Our Travel blog
Wednesday 8 June
We awoke to heavy mist, or more accurately in low cloud. It was mercifully dry and we went about our daily ablutions. By now you are probably familiar with my struggles to grasp the workings of unfamiliar showers and today, although the shower cooperated, the sink had a plug of extraordinary complexity. I spent 10 minutes trying to get it to stay closed, attempting to shave as the water gurgled away until I lent on it with my full weight and it popped into the hole. I then spent 20 more precious minutes trying to empty the sink until I levered the plug out to the sound of a loud and probably expensive snap.

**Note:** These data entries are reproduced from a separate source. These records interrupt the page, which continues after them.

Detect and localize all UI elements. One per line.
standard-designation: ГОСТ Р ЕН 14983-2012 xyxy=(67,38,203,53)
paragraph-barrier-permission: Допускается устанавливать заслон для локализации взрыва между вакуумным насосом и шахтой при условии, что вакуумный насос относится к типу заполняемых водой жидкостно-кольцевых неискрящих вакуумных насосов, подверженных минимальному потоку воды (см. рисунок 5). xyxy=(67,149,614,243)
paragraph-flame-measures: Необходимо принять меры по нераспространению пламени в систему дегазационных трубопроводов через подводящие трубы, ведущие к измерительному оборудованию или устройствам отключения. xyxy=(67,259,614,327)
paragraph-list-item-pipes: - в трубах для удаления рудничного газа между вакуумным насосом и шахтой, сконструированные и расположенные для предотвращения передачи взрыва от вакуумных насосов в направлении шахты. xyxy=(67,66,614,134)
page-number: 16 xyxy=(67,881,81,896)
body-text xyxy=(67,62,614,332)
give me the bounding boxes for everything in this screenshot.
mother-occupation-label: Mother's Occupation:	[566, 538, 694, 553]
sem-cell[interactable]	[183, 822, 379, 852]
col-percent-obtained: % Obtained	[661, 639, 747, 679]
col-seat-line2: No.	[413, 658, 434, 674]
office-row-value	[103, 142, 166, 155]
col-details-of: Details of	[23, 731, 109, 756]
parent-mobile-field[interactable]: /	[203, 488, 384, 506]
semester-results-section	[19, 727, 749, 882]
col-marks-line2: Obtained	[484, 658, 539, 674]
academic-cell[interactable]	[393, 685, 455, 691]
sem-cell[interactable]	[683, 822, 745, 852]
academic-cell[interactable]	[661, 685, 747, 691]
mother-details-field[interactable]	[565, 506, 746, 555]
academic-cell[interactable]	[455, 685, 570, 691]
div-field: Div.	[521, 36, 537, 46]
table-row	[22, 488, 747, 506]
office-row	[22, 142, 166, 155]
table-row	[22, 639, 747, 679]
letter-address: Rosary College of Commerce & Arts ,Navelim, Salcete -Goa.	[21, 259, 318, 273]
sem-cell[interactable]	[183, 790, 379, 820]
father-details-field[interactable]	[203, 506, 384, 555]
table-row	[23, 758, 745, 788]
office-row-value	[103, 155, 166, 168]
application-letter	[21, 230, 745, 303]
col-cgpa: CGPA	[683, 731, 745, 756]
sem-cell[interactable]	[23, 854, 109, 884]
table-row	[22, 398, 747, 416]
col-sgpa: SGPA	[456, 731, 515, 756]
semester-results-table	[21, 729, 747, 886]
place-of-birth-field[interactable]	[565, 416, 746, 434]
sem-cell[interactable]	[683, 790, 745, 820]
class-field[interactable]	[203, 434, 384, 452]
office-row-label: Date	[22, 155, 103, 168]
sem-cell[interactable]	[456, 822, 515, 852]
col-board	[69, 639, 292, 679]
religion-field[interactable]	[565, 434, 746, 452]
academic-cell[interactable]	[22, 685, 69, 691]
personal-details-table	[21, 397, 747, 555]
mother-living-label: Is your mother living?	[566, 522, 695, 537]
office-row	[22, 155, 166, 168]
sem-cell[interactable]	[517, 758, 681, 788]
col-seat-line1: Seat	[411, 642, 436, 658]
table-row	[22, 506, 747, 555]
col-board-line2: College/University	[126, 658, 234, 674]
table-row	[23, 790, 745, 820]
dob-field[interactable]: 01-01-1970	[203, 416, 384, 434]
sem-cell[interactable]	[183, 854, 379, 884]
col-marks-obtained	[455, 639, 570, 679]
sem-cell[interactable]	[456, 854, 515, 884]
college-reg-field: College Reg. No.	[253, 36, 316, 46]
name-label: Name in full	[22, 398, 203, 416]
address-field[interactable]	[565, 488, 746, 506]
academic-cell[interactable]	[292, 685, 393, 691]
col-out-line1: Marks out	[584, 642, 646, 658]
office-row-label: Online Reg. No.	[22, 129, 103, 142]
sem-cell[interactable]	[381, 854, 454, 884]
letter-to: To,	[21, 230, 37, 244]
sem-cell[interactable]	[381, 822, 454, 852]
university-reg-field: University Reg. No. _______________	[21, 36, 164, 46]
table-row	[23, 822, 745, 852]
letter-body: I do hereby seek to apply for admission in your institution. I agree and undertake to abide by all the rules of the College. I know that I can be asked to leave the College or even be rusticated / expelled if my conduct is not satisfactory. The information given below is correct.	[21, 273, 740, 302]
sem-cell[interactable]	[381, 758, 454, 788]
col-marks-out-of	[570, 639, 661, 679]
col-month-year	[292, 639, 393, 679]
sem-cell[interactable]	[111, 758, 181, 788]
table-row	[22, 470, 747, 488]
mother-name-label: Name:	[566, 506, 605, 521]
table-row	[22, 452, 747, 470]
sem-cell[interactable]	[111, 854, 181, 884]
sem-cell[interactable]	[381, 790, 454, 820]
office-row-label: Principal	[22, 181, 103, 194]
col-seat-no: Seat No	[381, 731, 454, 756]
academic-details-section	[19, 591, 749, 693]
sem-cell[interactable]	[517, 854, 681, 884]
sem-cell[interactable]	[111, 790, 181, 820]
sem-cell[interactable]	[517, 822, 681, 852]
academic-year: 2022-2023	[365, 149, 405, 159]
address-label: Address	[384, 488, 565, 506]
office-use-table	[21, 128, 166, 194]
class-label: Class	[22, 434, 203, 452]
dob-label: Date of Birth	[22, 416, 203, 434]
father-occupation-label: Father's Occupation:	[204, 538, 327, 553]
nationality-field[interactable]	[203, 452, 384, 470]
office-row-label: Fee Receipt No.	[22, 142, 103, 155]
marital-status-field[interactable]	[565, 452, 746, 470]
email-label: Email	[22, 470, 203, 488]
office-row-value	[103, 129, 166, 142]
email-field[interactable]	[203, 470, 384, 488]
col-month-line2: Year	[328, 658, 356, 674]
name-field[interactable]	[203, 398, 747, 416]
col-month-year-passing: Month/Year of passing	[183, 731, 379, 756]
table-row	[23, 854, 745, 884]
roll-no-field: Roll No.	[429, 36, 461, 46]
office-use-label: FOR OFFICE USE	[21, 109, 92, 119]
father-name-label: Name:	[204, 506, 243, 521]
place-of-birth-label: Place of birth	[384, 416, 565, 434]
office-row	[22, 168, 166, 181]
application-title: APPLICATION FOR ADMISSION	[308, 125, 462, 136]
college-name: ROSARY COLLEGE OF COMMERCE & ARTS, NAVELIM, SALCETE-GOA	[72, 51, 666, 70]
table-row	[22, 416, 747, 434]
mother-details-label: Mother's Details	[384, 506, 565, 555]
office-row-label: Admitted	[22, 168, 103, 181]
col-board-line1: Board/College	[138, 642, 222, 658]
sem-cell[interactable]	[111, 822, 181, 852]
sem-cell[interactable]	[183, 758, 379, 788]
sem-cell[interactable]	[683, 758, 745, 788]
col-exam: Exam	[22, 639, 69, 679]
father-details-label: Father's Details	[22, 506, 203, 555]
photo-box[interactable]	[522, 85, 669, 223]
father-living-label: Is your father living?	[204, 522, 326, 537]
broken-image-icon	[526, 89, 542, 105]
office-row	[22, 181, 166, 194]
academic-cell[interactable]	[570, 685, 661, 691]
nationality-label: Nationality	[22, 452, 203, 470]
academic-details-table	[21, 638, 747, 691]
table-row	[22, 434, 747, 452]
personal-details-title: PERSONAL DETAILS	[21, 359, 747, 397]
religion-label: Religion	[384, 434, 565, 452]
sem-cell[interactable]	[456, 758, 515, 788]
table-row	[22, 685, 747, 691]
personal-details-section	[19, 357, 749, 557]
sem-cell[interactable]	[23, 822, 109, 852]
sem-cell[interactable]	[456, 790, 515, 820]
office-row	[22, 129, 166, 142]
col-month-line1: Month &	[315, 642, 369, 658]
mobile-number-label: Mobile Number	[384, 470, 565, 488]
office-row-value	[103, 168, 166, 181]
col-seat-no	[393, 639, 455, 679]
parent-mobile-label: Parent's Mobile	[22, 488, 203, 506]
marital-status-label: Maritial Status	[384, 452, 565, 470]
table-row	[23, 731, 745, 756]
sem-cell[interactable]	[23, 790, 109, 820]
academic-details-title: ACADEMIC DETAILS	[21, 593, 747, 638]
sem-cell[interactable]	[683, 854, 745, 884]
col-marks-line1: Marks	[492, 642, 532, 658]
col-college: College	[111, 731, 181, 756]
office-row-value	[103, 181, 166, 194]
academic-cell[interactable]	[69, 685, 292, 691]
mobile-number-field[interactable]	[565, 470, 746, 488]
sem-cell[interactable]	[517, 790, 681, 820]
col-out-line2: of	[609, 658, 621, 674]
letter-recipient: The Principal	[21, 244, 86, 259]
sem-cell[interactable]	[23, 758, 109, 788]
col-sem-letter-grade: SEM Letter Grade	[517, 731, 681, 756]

It was a classic case of over-engineering. If ever a sanitary fitting was fit for purpose, from pre-historic times onward, it is the humble plug. Here's a definition: "Typically plugs are made from a soft material, such as rubber, or have a soft outer rim, so that they can be fitted to holes slightly smaller than their diameter; this ensures a tight seal." See, it's not difficult is it? All I want is for the water to remain in situ until I've finished with it. Why do they have to be made to pop up, pivot, lever, spring and otherwise bugger about? If you are a Master Pluggist, or whatever the noun is for one whose job is to design plugs, give up, retrain as a ballet dancer or design a better moustache trimmer. There really is no need to tinker with something that already works without your continued bloody interference.
Of course Alison, bless her, suffers no such indignities and calmly takes all manner of sanitary ware in her stride. This morning she greeted my face, half of which was smooth and shiny and half raw stubble, with the special look of pity and resignation that she reserves for my frequent struggles with the unfamiliar. She guided me gently to the bathroom, mopped off the suds, water and last nights BBQ sauce, calmly suggested my underpants might be better suited inside my trousers and left me changing while she went back to the toilet block to mop up after me, collecting the items I'd dropped along the way and probably leaving a little note of apology for the owners.
And so, correctly attired we went into Biddulph. We were to attend a gig by Martyn Joseph, a particular favourite of ours who we first saw together at the Cambridge Junction on our very first date. We've seen him every year since and tonight we'd arranged to see him play at the Biddulph Arms as it coincided with our itinerary.
The pub was staffed by friendly folk who moved cars to allow Mavis ample room to park, fed us with extraordinarily good food at cheap prices (£5:00 for a large vegetable pie with chips and peas) and generally looked after us. We wandered into the town but after the friendliness of the pub it seemed rather run down and morose so we went back, grabbed a drink and sat in the upstairs venue chatting to charming locals who bade us join their frequent rambles in the nearby Peak District when we are next visiting.
The room was intimate, it probably held 80 - 100 people, and was sold out. Martyn excels in these small venues and from the moment he picked up his guitar to the last dying chord he held every single person in the palm of his hand. We laughed, sang along, earning Alison compliments and me frowns, fought back tears for the dispossessed, held our collective breaths in awed silence and erupted into furious and sustained applause.
Post gig we met him briefly to get a CD signed and say thank you and then tried to get away as we had an overnight drive to Cambridge ahead. Annoyingly some daft selfish sod had squeezed their car into a space behind Mavis, presumably sideways so tight was the fit. We were just preparing to barge into the pub and demand the prick of an owner move their infernal blooming car forthwith when it beeped to signal it was unlocked and Martyn appeared holding the keys. Well, we complimented him on his parking, what a clever idea it was to take up that space, no it's no trouble at all, we've all the time in the world thank you and so forth. Needless to say he was every bit the gentleman, moved it immediately and then changed his shirt in the car park, causing Alison to remark that maybe we shouldn't be too hasty leaving.
So we drove through the early morning and hit Cambridge around 3am, ready for Alison to accompany her son Dom into London on Thursday on business.